The news drew some speculation on social media. Some wondered if the prince had changed his mind regarding the investment, while others smelled something fishy after reporters from the South China Morning Post (SCMP) revealed that the address of the Prince's Office also belongs to an investment firm linked to Macau’s casino operators. Many began to doubt if he was really in control of the USD 500 million family fund. 

Then SCMP published an explosive exclusive report on April 2 revealing that the Dubai Prince has a double identity as Emirati pop star Alira, who is very popular in the Philippines as he sings very well in Tagalog. In 2021, the singer told a Filippino media outlet that he was “an internal auditor at a government agency” at that time. 

SCMP’s investigation also revealed that key staffers of the Sheikh's family office came from Here4U, an entertainment company associated with Alira.   

The public was appalled at how the singer's company suddenly transformed into a “prince” family office.

Conspiracy theories abound

On social media, more and more believe that the incident may be a scam, and there are a number of conspiracy theories circulating. One pointed to the Sheikh's family office CEO Eleanor Mak, who, under the name Mak Hoi Yan, was on the director list of multiple mainland Chinese companies associated with Zhongtang Air Railway Group (中唐空鐵), a company that was caught in multiple legal disputes in mainland China due to its incompleted sky train construction project in Sichuan. 

Eleanor Mak has been lobbying the Hong Kong government to construct a sky train in east Kowloon since 2023, and now she has become the CEO of the Sheikh's family office.

Another key figure surrounding the incident is Aaron Shum Wan Lung, who is the founding president of the Hong Kong-Middle East Business Chamber and has strong ties with the city's pro-establishment sector. He introduced the Sheikh to Hong Kong by signing the MoU with “The Private Office of His Highness Sheikh Ali Rashed Ali Saeed Al Maktoum”. In response to the circulating conspiracy, he recently told the media that the inauguration ceremony of the Sheikh's private office was halted because quite a number of government officials called off their attendance and probably offended the prince. 

Thus far, the Hong Kong government has not commented on the Dubai Prince’s identity puzzle, deflecting criticism over its failure to conduct due diligence before inviting speakers to its high-level summit. Its spokesperson just stressed:

The government has not made any investments in family offices established in Hong Kong, nor will it provide any additional policy benefits or financial support.

A lack of due diligence

The Sheikh's office repeatedly stressed that it would fulfil the USD 500 million investment promise and that the money came from his  “own initiatives”.

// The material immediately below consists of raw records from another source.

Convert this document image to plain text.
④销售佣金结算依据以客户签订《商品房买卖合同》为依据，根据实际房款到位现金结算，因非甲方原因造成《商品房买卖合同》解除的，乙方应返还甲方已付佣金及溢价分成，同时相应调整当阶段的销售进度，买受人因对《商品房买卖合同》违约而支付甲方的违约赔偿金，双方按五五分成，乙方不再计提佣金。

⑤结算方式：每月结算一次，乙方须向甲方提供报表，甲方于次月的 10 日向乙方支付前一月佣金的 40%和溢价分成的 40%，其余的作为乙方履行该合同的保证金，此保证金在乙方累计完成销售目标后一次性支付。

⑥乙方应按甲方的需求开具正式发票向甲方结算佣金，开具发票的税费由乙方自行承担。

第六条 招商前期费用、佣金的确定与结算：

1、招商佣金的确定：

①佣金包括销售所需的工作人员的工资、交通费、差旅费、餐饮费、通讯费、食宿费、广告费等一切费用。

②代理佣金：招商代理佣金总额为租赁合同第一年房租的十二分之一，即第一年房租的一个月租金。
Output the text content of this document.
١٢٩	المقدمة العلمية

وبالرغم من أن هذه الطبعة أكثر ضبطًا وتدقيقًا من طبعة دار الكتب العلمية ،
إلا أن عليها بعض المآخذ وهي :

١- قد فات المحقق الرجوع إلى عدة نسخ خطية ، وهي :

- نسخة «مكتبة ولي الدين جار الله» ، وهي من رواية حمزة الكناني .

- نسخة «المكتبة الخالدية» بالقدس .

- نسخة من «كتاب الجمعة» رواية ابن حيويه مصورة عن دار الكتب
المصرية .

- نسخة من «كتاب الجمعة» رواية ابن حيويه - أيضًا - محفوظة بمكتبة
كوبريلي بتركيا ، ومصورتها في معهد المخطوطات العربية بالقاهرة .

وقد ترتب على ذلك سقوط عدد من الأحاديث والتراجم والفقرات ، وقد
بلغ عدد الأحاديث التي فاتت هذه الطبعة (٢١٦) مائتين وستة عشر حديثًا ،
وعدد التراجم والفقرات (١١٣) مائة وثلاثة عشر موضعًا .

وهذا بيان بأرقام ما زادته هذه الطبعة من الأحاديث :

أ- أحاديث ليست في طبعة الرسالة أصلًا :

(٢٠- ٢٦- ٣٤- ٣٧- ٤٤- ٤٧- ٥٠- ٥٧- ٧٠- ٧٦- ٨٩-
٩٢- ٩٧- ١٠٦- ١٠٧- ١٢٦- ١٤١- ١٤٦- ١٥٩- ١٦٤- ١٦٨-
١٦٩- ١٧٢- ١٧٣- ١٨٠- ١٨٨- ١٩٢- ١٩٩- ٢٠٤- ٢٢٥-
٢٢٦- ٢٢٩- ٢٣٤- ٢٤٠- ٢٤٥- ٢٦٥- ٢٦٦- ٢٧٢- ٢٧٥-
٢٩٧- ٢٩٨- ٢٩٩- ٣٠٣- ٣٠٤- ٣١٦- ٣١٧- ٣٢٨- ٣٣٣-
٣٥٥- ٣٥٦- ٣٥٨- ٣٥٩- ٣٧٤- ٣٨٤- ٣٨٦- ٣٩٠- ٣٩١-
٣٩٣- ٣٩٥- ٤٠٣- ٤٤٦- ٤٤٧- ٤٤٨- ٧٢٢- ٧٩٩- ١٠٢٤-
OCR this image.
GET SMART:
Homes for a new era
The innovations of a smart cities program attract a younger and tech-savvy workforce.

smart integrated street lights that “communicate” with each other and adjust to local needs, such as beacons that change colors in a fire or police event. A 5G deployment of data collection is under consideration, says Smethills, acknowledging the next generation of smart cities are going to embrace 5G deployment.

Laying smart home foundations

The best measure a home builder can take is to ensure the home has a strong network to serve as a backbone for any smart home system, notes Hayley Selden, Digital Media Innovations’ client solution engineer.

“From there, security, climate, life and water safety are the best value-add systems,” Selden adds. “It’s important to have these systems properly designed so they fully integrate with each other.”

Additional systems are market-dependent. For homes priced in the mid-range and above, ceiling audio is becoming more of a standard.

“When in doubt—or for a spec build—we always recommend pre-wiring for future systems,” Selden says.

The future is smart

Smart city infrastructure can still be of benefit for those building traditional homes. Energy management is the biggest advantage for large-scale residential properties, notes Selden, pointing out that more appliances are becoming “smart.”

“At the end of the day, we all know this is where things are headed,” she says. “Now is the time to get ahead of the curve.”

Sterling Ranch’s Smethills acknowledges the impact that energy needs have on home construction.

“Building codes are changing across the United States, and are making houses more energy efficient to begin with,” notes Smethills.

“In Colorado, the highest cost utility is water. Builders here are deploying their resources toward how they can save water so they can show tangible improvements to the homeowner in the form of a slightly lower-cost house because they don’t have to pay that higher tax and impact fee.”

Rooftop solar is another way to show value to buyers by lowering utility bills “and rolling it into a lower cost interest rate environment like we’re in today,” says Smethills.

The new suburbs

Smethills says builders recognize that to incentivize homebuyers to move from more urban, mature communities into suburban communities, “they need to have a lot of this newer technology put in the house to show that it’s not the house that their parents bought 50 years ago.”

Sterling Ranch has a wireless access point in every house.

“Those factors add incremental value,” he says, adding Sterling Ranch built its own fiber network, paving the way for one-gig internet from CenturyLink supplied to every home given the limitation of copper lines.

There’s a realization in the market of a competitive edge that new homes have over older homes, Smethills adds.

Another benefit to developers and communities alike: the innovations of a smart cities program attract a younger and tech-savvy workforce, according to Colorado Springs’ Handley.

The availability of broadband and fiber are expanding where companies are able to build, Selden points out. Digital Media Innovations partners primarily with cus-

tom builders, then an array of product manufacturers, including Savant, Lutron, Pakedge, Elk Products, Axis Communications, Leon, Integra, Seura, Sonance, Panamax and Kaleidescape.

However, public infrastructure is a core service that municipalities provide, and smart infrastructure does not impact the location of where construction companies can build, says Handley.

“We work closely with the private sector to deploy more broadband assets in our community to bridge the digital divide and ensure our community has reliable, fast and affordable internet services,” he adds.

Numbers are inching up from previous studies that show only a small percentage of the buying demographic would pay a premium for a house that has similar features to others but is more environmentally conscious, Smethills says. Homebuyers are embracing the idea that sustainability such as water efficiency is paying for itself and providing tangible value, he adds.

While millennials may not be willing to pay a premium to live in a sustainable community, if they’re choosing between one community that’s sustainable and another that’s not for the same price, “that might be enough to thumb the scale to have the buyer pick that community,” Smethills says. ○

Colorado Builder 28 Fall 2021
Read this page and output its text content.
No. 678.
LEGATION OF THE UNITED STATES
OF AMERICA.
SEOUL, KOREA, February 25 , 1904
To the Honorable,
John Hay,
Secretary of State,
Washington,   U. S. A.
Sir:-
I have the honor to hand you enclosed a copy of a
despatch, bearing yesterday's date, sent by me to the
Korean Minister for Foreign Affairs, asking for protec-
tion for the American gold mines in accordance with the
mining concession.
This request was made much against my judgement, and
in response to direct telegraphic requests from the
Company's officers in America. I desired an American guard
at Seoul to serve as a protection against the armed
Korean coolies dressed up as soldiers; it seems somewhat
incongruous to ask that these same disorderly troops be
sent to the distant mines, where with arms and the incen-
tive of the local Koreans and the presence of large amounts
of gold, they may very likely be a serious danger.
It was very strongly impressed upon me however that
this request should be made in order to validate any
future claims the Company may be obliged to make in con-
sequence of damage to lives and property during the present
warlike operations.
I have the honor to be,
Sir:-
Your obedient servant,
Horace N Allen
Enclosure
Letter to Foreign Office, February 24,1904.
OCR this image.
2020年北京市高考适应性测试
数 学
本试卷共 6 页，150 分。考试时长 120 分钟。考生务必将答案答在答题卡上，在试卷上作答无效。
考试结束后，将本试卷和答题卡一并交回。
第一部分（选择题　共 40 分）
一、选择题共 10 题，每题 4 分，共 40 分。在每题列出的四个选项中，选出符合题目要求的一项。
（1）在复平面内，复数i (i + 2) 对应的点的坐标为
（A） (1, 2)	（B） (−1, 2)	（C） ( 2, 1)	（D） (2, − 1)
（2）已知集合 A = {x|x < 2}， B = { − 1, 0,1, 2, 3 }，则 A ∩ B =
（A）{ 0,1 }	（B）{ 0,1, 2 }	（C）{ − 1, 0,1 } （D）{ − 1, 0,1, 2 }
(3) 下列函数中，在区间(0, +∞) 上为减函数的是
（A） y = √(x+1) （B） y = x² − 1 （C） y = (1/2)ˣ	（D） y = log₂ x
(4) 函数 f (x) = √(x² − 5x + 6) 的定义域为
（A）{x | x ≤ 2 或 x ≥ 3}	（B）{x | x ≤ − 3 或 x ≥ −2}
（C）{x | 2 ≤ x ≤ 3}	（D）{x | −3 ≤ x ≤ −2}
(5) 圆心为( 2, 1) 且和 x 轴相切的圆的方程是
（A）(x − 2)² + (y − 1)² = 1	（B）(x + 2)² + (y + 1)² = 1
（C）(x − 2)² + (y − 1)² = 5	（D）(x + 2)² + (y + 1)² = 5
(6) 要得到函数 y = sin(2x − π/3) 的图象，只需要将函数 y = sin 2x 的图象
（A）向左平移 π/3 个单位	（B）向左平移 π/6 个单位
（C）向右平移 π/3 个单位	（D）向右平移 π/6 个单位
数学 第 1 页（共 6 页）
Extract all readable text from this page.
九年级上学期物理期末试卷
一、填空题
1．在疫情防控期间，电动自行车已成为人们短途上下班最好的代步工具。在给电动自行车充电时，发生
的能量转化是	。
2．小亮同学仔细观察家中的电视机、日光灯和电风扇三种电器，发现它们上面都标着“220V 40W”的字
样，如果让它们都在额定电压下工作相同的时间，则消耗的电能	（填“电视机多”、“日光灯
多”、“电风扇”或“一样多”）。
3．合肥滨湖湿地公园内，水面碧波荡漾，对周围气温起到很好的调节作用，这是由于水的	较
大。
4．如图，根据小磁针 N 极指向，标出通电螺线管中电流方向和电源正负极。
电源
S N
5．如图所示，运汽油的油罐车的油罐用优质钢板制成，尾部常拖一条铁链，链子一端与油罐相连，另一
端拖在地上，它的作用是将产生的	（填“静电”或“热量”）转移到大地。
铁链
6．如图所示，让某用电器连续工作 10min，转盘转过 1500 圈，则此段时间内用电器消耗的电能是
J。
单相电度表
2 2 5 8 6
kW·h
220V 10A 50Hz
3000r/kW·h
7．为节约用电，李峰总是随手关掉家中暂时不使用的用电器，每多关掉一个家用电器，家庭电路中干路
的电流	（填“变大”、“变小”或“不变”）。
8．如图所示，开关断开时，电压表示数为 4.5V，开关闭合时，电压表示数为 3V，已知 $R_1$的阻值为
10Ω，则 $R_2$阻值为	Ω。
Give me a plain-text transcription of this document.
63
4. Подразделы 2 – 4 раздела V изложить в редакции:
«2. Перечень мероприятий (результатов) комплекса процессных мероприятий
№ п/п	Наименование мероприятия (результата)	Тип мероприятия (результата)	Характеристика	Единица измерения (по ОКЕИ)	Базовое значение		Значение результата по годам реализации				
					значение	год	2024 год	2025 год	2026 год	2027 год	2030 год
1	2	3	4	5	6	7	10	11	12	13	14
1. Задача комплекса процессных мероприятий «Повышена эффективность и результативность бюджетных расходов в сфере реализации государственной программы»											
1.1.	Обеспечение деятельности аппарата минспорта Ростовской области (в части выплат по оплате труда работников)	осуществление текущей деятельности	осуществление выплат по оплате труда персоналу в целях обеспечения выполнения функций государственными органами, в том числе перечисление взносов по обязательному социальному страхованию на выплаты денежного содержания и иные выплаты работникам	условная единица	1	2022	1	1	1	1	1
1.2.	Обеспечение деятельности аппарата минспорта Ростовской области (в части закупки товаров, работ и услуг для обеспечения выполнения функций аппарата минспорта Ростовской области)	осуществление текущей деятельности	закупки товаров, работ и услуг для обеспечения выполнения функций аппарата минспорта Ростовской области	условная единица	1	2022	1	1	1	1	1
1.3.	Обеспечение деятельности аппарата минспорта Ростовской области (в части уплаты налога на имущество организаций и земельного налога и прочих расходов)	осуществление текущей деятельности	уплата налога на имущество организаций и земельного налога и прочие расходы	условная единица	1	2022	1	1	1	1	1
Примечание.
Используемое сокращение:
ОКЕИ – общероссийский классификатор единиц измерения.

A family office, by definition, is a privately held company that handles investment and wealth management for a wealthy family. 

The city’s Chief Executive has set the target to attract 200 new family offices by 2025, and his Legislative Council passed the Hong Kong Family Tax Regime Bill on May 10, 2023, to provide profits tax exemption for certain investments for Single Family Offices registered in Hong Kong. Under the new law, there is no pre-approval process, and a self-declaration is sufficient to obtain the benefit.

While the public was worried that the Dubai Prince incident was a scam or a tax evasion tactic, government sources told local media that background checks on investors like the Dubai Prince might offend the investors and undermine Hong Kong’s reputation as a financial hub. 

Former Apple Daily columnist Kevin Carrico thus made fun of the city’s lack of due diligence in attracting investment:

Warning by the US Securities and Exchange Commission

Meanwhile, on April 7, the US Securities and Exchange Commission (SEC) issued a warning against the Dubai Prince’s Hong Kong office, citing concerns of untrustworthiness regarding their involvement in cryptocurrencies. 

Despite the Hong Kong government's rigorous efforts in attracting private family funds to settle in the city, many rich families prefer Singapore to handle wealth management and investments:

Some critics, hence, see the Dubai Prince incident as a reflection of the city’s desperation to maintain its financial hub status. Luckily, no real harm has been done yet, and citizens are having a good laugh at the bizarre drama.